Il n’est pas rare de croiser un cabinet de psychanalyse dans les rues de la capitale, on compte un divan pour 120 porteños, 3 fois plus que les pays développés, à part New York qui se défend bien sur le sujet! S’il vous vient le besoin de consulter dirigez vous vers la «Villa Freud», petite partie branchée du plus grand quartier de Buenos Aires, « Palermo » ainsi renommé à cause de sa concentration impressionnante de psychanalystes au m².

Histoire de la psychanalyse Source : www.laprocure.com 

D’où provient cet engouement pour la psychanalyse ?

« Le Tango : une pensée qui se danse » Ernesto Sabato, L’écrivain parlait sûrement de la crise identitaire dont souffre les argentins, pays marqué par de nombreuses vagues d’immigration en provenance d’Europe, principalement de France, d’Espagne et d’Italie, crise que les argentins extériorisent par la danse pour certains. L’arbre généalogique des familles argentines est alors mis à mal, d’où viennent t-ils vraiment ? Combien peuvent encore compter parmi leurs ancêtres des autochtones Mapuches ou Quechuas? La psychanalyse s’offre alors à eux comme une cure permettant de se resituer dans le monde, de trouver ses origines, une manière de se soigner d’un mal commun pour enfin pouvoir se constituer en nation.

Un mode de vie

En France ou ailleurs on aurait tendance à garder ce qu’il se dit chez le psychanalyste, entre les 4 murs de son cabinet mais très peu pour les argentins. Il est commun de parler de ses séances entre amis autour d’un café. Cette pratique a d’ailleurs inclus, dans le langage courant, des mots de vocabulaire appartenant à la psychanalyse comme actes manqués, régression ou encore estime de soi. Également très employés par les gouverneurs comme promesse de rendre aux argentins leur « autoestima » notamment après les crises traversées non sans mal.

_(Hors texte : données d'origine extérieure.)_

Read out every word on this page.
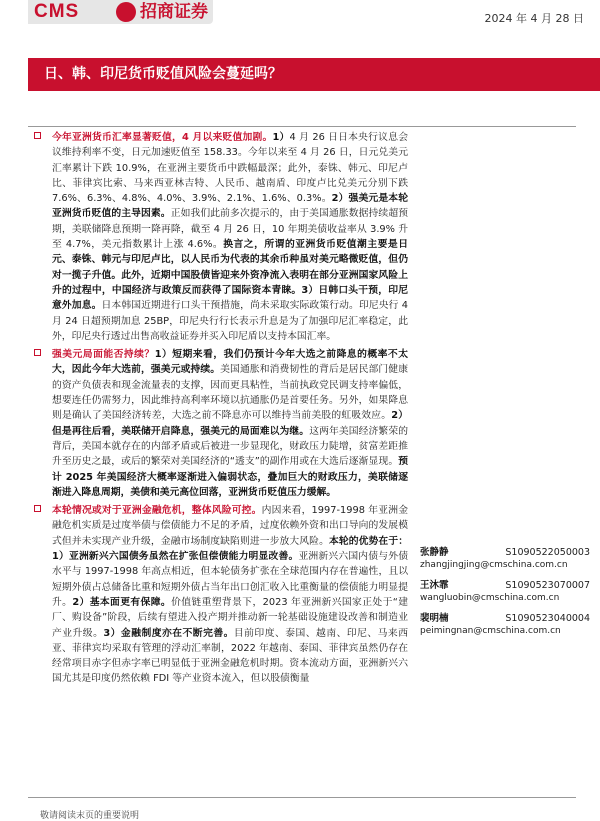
CMS	招商证券	2024 年 4 月 28 日
日、韩、印尼货币贬值风险会蔓延吗？
今年亚洲货币汇率显著贬值，4 月以来贬值加剧。1）4 月 26 日日本央行议息会议维持利率不变，日元加速贬值至 158.33。今年以来至 4 月 26 日，日元兑美元汇率累计下跌 10.9%，在亚洲主要货币中跌幅最深；此外，泰铢、韩元、印尼卢比、菲律宾比索、马来西亚林吉特、人民币、越南盾、印度卢比兑美元分别下跌 7.6%、6.3%、4.8%、4.0%、3.9%、2.1%、1.6%、0.3%。2）强美元是本轮亚洲货币贬值的主导因素。正如我们此前多次提示的，由于美国通胀数据持续超预期，美联储降息预期一降再降，截至 4 月 26 日，10 年期美债收益率从 3.9% 升至 4.7%，美元指数累计上涨 4.6%。换言之，所谓的亚洲货币贬值潮主要是日元、泰铢、韩元与印尼卢比，以人民币为代表的其余币种虽对美元略微贬值，但仍对一揽子升值。此外，近期中国股债皆迎来外资净流入表明在部分亚洲国家风险上升的过程中，中国经济与政策反而获得了国际资本青睐。3）日韩口头干预，印尼意外加息。日本韩国近期进行口头干预措施，尚未采取实际政策行动。印尼央行 4 月 24 日超预期加息 25BP，印尼央行行长表示升息是为了加强印尼汇率稳定，此外，印尼央行透过出售高收益证券并买入印尼盾以支持本国汇率。
强美元局面能否持续？1）短期来看，我们仍预计今年大选之前降息的概率不太大，因此今年大选前，强美元或持续。美国通胀和消费韧性的背后是居民部门健康的资产负债表和现金流量表的支撑，因而更具粘性，当前执政党民调支持率偏低，想要连任仍需努力，因此维持高利率环境以抗通胀仍是首要任务。另外，如果降息则是确认了美国经济转差，大选之前不降息亦可以维持当前美股的虹吸效应。2）但是再往后看，美联储开启降息，强美元的局面难以为继。这两年美国经济繁荣的背后，美国本就存在的内部矛盾或后被进一步显现化，财政压力陡增，贫富差距推升至历史之最，或后的繁荣对美国经济的“透支”的副作用或在大选后逐渐显现。预计 2025 年美国经济大概率逐渐进入偏弱状态，叠加巨大的财政压力，美联储逐渐进入降息周期，美债和美元高位回落，亚洲货币贬值压力缓解。
本轮情况或对于亚洲金融危机，整体风险可控。内因来看，1997-1998 年亚洲金融危机实质是过度举债与偿债能力不足的矛盾，过度依赖外资和出口导向的发展模式但并未实现产业升级，金融市场制度缺陷则进一步放大风险。本轮的优势在于：1）亚洲新兴六国债务虽然在扩张但偿债能力明显改善。亚洲新兴六国内债与外债水平与 1997-1998 年高点相近，但本轮债务扩张在全球范围内存在普遍性，且以短期外债占总储备比重和短期外债占当年出口创汇收入比重衡量的偿债能力明显提升。2）基本面更有保障。价值链重塑背景下，2023 年亚洲新兴国家正处于“建厂、购设备”阶段，后续有望进入投产期并推动新一轮基础设施建设改善和制造业产业升级。3）金融制度亦在不断完善。目前印度、泰国、越南、印尼、马来西亚、菲律宾均采取有管理的浮动汇率制，2022 年越南、泰国、菲律宾虽然仍存在经常项目赤字但赤字率已明显低于亚洲金融危机时期。资本流动方面，亚洲新兴六国尤其是印度仍然依赖 FDI 等产业资本流入，但以股债衡量
张静静	S1090522050003
zhangjingjing@cmschina.com.cn
王沐霏	S1090523070007
wangluobin@cmschina.com.cn
裴明楠	S1090523040004
peimingnan@cmschina.com.cn
敬请阅读末页的重要说明
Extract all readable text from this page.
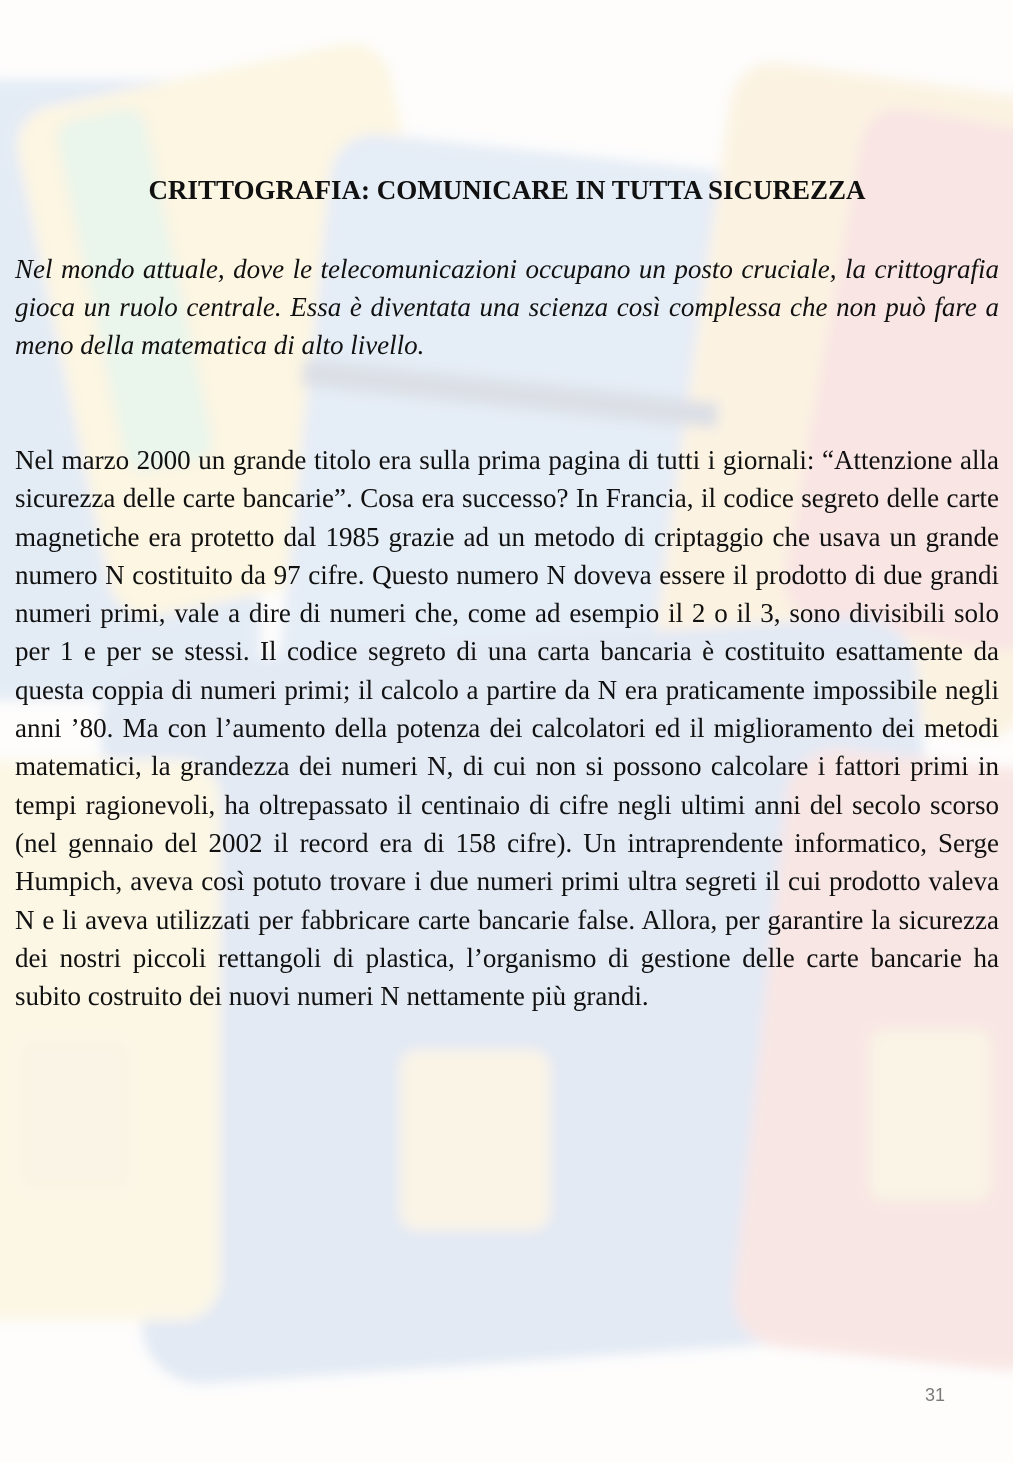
CRITTOGRAFIA: COMUNICARE IN TUTTA SICUREZZA

Nel mondo attuale, dove le telecomunicazioni occupano un posto cruciale, la crittografia gioca un ruolo centrale. Essa è diventata una scienza così complessa che non può fare a meno della matematica di alto livello.

Nel marzo 2000 un grande titolo era sulla prima pagina di tutti i giornali: “Attenzione alla sicurezza delle carte bancarie”. Cosa era successo? In Francia, il codice segreto delle carte magnetiche era protetto dal 1985 grazie ad un metodo di criptaggio che usava un grande numero N costituito da 97 cifre. Questo numero N doveva essere il prodotto di due grandi numeri primi, vale a dire di numeri che, come ad esempio il 2 o il 3, sono divisibili solo per 1 e per se stessi. Il codice segreto di una carta bancaria è costituito esattamente da questa coppia di numeri primi; il calcolo a partire da N era praticamente impossibile negli anni ’80. Ma con l’aumento della potenza dei calcolatori ed il miglioramento dei metodi matematici, la grandezza dei numeri N, di cui non si possono calcolare i fattori primi in tempi ragionevoli, ha oltrepassato il centinaio di cifre negli ultimi anni del secolo scorso (nel gennaio del 2002 il record era di 158 cifre). Un intraprendente informatico, Serge Humpich, aveva così potuto trovare i due numeri primi ultra segreti il cui prodotto valeva N e li aveva utilizzati per fabbricare carte bancarie false. Allora, per garantire la sicurezza dei nostri piccoli rettangoli di plastica, l’organismo di gestione delle carte bancarie ha subito costruito dei nuovi numeri N nettamente più grandi.

31
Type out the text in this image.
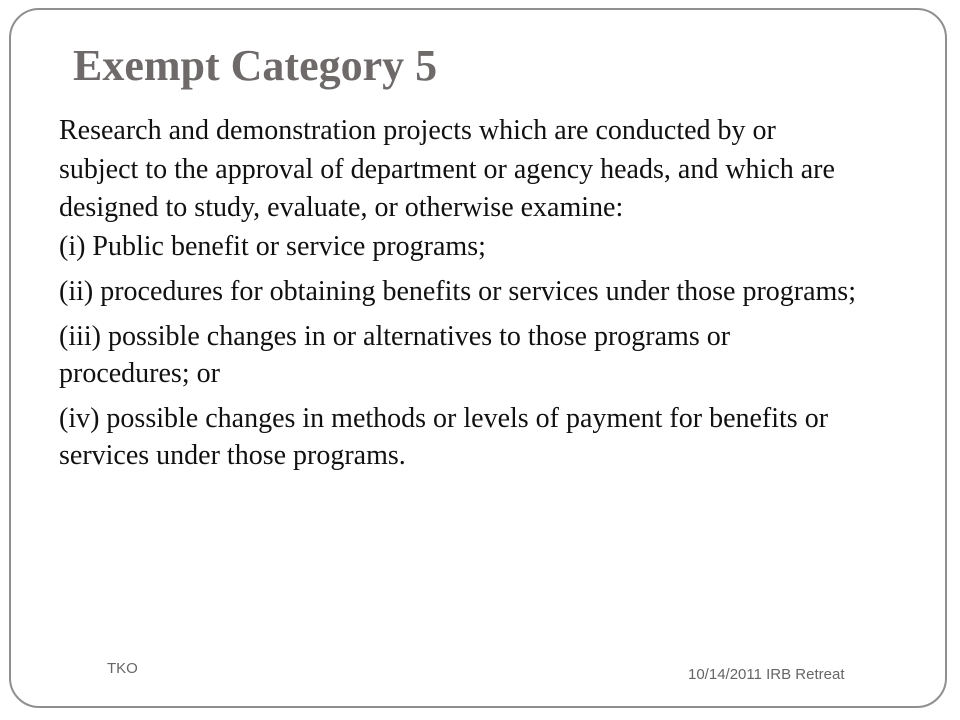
Exempt Category 5

Research and demonstration projects which are conducted by or subject to the approval of department or agency heads, and which are designed to study, evaluate, or otherwise examine:

(i) Public benefit or service programs;

(ii) procedures for obtaining benefits or services under those programs;

(iii) possible changes in or alternatives to those programs or procedures; or

(iv) possible changes in methods or levels of payment for benefits or services under those programs.

TKO	10/14/2011 IRB Retreat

Une évolution dans la pratique

Les services d’un psychanalyste sont néanmoins très coûteux et de moins en moins accessibles à la classe moyenne qui semble pourtant être la plus en demande. Les argentins se tournent alors vers des thérapies de groupes ou des thérapies plus rapide. Les invitations à rejoindre ces groupes ne manquent pas, que ce soit sous forme d’affiches publicitaires dans les transports en commun, dans les journaux comme dans le journal « Pagina 12 » où deux pages sont consacrées à des sujets de psychologie à chaque édition. Les argentins n’auront pas à s’inquiéter de la poursuite de leur analyse, la psychologie est la 3ème discipline choisie à la faculté de Buenos Aires, où on y étudie principalement la psychanalyse. On remarque également qu’il y a plus de facultés de Psychologie que de Sciences. Toutefois, la nouvelle méthode d’apprentissage et l’engouement pour la psychanalyse ne ravit pas tous les psychologues argentins, comme Mario Bunge fondateur de la revue « Minerva«  (revue de médecine diffusant de l’information scientifique indépendante), qui exprime son opinion assez critique sur le sujet dans une interview donnée au journal « La Nacion ».